| Introduction:
This Thematic Unit has been created to help students explore the medias role in social justice from Reconstruction to the present. Students will determine how the ways in which information gets transmitted can affect the messages being sent. They will discuss how the media shapes their personal experiences and how newspaper, television, and film coverage have positively and negatively impacted different groups of people. Students will gain the ability to interpret media in order to determine the validity, objectivity, or bias of the information presented, enabling them to make informed decisions based on critical analysis.
By teaching our students to question, interpret, scrutinize, and analyze different forms of media, we plan to give them the tools to become well-informed citizens. In addtion, students will understand how and why the role of the media has changed over time. The teachers will draw from their individual disciplines Social Science, English, Math, and Science to introduce our students to different types and uses of media.
Students will become stronger in each discipline through critical appraisal and analysis of primary sources and secondary media, engagement in writing simulations, creation of raps, historical newscasts, and a host of other related activities. They will use hands on research and primary sources to become more familiar with positive and negative aspects of the media. Students will be exposed to different teaching modalities to maintain interest and enthusiasm for the subject over a four-week period. Students will refine critical thinking skills, writing skills, and analytical skills.
Overall Goals:
- To introduce students to different types of media
- To teach students about subjectivity and objectivity
Learning Goals:
- Improve literacy in all four disciplines (English, Social Science, Math, and Science).
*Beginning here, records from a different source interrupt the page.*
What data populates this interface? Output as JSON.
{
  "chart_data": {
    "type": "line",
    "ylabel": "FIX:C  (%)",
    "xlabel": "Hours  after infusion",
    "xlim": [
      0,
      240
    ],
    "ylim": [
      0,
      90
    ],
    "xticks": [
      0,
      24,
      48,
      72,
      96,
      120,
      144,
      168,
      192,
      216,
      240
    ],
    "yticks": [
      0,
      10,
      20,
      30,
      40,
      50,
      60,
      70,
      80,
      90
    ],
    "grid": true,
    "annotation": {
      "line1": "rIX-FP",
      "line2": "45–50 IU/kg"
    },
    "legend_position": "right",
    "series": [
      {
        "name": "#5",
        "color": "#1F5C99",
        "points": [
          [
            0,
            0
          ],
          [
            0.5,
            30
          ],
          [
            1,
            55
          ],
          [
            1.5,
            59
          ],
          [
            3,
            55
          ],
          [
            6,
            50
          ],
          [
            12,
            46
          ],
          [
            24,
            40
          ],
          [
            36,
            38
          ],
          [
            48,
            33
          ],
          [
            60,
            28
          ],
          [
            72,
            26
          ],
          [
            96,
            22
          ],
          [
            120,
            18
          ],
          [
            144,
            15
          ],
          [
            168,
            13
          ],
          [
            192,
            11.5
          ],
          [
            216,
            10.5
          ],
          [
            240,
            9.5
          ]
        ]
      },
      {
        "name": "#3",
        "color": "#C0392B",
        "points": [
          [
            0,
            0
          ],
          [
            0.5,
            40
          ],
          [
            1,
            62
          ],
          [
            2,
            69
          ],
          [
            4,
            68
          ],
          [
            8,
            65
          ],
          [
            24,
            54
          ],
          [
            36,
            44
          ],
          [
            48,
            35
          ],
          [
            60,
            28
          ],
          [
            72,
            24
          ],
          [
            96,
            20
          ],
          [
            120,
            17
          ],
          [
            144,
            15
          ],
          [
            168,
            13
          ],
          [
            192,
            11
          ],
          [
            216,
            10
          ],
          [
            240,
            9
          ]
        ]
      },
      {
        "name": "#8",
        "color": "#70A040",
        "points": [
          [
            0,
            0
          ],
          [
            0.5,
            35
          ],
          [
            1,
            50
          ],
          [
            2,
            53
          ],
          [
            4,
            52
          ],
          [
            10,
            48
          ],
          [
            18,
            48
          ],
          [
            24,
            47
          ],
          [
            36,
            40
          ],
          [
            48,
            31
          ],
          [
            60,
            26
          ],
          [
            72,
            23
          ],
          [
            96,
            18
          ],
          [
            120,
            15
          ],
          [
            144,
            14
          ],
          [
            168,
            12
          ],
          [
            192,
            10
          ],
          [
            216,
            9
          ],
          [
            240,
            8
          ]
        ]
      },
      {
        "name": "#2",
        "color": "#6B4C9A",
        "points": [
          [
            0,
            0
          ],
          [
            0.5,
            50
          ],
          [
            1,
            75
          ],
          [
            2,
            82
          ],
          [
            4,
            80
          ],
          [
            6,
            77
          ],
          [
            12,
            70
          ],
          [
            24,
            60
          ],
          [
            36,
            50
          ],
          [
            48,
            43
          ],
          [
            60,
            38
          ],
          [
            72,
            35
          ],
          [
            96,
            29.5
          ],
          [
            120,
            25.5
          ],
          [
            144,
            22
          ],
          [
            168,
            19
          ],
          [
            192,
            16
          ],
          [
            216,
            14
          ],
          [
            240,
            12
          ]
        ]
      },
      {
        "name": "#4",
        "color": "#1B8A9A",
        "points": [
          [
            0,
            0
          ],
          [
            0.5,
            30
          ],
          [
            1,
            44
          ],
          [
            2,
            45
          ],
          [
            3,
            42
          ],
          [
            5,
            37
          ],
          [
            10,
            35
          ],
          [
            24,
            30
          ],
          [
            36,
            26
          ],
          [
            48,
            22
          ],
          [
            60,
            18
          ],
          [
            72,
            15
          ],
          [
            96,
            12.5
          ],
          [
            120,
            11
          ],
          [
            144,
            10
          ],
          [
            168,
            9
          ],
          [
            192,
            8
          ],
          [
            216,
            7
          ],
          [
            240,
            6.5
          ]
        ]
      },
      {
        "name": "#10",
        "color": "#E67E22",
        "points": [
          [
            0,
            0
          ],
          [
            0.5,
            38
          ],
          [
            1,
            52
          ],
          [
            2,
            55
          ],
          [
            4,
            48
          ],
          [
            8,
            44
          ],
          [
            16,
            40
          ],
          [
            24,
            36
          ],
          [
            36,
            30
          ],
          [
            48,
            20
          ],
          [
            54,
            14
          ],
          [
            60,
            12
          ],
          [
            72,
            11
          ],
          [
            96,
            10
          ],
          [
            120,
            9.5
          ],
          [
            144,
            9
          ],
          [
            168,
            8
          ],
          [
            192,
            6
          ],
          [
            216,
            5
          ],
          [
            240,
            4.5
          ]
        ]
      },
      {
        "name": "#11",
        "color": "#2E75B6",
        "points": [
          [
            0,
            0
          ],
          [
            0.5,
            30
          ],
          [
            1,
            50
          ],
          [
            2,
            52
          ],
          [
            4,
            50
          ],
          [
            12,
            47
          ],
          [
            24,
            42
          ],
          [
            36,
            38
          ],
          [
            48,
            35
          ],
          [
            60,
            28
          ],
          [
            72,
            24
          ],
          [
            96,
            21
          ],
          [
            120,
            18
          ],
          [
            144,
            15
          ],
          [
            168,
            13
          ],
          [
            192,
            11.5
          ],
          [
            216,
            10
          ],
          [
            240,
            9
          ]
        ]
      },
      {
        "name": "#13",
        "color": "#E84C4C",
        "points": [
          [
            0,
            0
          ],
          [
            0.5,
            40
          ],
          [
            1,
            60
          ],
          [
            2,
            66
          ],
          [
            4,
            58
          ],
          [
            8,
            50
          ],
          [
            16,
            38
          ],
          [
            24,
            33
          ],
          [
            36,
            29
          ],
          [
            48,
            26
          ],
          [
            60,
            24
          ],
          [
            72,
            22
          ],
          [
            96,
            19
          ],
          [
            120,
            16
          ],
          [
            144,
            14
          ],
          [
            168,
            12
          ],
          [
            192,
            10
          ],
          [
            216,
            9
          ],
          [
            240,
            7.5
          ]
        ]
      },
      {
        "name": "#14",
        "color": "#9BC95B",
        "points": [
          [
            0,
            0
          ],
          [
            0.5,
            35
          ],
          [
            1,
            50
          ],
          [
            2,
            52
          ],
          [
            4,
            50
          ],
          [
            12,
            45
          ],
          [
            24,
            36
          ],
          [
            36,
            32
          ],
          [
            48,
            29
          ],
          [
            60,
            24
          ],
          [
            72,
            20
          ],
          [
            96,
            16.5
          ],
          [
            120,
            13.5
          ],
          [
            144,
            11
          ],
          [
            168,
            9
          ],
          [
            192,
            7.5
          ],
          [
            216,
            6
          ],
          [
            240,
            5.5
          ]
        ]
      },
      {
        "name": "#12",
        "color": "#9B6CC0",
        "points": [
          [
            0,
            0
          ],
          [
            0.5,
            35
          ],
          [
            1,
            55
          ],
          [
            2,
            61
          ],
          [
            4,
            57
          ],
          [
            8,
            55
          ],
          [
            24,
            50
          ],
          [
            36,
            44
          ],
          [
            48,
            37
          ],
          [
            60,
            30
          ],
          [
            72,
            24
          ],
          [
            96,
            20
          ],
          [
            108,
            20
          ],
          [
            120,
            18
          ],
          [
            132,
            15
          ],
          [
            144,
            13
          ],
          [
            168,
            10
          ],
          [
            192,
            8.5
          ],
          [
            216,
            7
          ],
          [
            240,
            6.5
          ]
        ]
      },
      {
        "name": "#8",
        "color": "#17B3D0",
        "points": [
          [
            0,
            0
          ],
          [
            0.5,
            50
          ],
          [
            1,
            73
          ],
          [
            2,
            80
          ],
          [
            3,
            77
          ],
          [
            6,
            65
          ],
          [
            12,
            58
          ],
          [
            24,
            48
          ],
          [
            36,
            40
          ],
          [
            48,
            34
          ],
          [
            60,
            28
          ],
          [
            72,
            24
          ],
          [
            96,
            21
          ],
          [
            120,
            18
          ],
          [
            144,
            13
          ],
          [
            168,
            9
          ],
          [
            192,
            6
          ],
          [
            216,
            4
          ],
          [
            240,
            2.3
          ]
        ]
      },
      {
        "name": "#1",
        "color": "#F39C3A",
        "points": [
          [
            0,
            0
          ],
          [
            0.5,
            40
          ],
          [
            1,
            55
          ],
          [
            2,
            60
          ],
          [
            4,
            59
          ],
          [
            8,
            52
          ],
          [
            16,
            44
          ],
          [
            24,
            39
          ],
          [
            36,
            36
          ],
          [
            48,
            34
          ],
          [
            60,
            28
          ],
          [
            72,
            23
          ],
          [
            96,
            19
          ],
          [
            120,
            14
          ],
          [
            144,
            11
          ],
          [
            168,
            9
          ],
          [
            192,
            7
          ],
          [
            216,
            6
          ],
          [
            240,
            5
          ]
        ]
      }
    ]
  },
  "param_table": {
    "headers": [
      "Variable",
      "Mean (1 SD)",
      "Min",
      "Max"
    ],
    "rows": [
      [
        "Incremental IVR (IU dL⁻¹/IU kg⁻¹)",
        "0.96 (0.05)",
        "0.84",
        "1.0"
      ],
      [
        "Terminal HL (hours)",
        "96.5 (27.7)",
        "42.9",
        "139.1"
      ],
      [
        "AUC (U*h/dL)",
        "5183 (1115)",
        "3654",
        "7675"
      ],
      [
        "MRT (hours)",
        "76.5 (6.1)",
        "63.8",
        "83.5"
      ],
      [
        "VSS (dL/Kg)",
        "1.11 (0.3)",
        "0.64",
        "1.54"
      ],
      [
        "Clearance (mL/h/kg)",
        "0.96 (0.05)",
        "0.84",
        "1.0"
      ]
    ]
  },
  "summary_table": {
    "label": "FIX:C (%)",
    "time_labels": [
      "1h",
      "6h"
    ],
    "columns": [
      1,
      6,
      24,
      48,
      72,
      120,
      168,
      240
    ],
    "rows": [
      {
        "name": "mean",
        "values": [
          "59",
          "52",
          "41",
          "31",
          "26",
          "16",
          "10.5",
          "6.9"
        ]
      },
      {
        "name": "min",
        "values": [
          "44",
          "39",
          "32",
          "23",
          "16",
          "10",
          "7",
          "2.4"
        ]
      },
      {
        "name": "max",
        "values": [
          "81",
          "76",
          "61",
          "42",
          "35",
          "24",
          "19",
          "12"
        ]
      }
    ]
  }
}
- Analyze and interpret data
- Write well-founded arguments
- Better understand subjectivity and objectivity
- Better understand the advantages and limitations of different types of media
- Determine how the media affects them as individuals, their community, and the world
- Compare and contrast how the roles of the media have changed
- Gain appropriate 11th grade level California standards in English, Math, Science, and Social Science.
Demographics:
Students are in the 11th grade in a fictional high school in San Francisco. The class makeup is as follows:
- 40% African American
- 23% Asian/Pacific Islander
- 20% Latino
- 17% Caucasian
COMMUNITY DEMOGRAPHICS:
The school is located South of Market near Bessie Carmichael Elementary School. This is San Francisco's District 6, which has been targeted as a redevelpoment and revitalization zone by the San Francisco Redevelopment Association. San Francisco Police report a 10.7% drop in crime in this area from 2001 to 2002. Several economic and community revitalization projects are under way, including an extensive park and recreation project that will serve the schools in this area. South of Market's average household income is approximately $24,500 per year. Since the dot-com boom of the 90's, this area has been experiencing a period of gentrification. In addition, South of Market hosts a large immigrant population, especially in the case of Filipinos.
SOCIOECONOMIC FACTORS:
70% of students qualify for free and reduced lunch. 70% of the childrens mothers graduated form high school, 5% attended college.
GENDER:
52% female, 48% male. Special resources and support available to LGBT students.